Module # 6 Assignment

 A.

a. The mean of the population is calculated as the sum of all values divided by the number of values. In this case, it would be (8+14+16+10+11)/5 = 11.8.

b/c.

Sample: (3, 5, 2)

Mean: (3+5+2)/3 = 3.33

Variance: ((3-3.33)^2 + (5-3.33)^2 + (2-3.33)^2) / 3 = 1.56

Standard Deviation: sqrt(1.56) = 1.25

Sample: (3, 5, 1)

Mean: (3+5+1)/3 = 3

Variance: ((3-3)^2 + (5-3)^2 + (1-3)^2) / 3 = 2.67

Standard Deviation: sqrt(2.67) = 1.63

d. Comparing these to the population:

The population mean is (8+14+16+10+11)/5 = 11.8.

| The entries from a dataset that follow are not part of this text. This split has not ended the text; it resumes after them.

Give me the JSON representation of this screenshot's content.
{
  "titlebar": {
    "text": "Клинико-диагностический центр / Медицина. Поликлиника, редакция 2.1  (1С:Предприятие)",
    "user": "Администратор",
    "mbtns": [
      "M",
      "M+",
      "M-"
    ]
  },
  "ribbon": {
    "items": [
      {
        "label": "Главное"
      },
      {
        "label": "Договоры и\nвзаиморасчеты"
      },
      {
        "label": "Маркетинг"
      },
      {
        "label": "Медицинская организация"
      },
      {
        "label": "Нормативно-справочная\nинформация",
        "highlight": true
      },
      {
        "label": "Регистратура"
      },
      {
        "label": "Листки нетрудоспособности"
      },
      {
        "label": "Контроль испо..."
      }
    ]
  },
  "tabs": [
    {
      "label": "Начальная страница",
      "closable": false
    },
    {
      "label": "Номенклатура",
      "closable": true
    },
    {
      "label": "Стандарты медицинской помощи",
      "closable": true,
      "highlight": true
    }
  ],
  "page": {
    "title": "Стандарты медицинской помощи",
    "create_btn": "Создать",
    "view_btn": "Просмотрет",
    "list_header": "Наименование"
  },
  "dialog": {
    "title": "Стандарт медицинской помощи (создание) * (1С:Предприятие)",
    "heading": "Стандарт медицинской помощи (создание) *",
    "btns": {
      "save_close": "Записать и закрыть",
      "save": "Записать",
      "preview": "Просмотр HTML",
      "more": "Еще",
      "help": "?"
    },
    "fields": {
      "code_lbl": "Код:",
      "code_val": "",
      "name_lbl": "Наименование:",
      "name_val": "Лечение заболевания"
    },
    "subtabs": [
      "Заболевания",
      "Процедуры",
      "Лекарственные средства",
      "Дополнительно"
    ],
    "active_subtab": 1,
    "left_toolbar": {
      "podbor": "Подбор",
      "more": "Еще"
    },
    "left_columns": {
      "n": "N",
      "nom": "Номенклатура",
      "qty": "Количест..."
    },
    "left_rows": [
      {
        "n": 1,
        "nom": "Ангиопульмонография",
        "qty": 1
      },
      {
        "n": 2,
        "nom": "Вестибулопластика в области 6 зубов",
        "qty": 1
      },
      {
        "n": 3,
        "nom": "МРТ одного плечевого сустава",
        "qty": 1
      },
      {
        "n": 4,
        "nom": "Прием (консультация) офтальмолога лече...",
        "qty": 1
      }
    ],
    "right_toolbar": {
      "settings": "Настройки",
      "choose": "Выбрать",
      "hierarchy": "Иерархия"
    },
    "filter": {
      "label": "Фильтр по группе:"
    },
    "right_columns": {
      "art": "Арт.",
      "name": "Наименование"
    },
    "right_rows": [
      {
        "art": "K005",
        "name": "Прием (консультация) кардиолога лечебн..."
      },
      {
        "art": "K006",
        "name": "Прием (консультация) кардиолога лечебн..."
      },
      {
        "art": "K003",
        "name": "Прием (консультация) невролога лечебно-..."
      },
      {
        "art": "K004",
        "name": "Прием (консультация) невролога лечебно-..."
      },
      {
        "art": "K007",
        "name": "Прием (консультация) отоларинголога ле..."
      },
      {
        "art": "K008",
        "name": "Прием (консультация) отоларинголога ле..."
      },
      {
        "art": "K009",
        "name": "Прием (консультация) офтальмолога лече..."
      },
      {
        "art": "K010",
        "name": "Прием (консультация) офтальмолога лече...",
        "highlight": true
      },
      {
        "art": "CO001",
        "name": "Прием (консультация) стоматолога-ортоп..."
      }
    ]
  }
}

The population variance is ((8-11.8)^2 + (14-11.8)^2 + (16-11.8)^2 + (10-11.8)^2 + (11-11.8)^2) / 5 = 9.36.

The population standard deviation is sqrt(9.36) = ~3.06.

B. 

1. The sample proportion p will have approximately a normal distribution if both np and nq are greater than 5. Since p = .95 and q = .05 (since q = 1 - p), we can calculate:

np = .95 * 100 = 95

nq = .05 * 100 = 5 Both np and nq are greater than 5, so yes, the sample proportion p does have approximately a normal distribution.

2. The smallest value of n for which the sampling distribution of p is approximately normal would be the smallest n such that both np and nq are greater than 5. If we take p to be the smaller of the two proportions (p and q), then we need np > 5. Solving for n gives us n > 5/p. So, the smallest n would be the smallest integer larger than 5/p.

Now, let’s calculate the population mean and standard error:

A. Population mean= (8+14+16+10+11)/5 = 11.8

B. Sample of size n= 100

C. Mean of sample distribution: The mean of the sample distribution (also known as the sampling distribution) is equal to the population mean, which is 11.8.

D. Standard Error Qm=Q/square root of n=4.4/square root of 5= The standard error can be calculated as the standard deviation divided by the square root of the sample size. However, we don’t have the standard deviation in this case.

For the table with variables X, x=u, and (x-u)^2, we would need specific values for X and u to calculate these.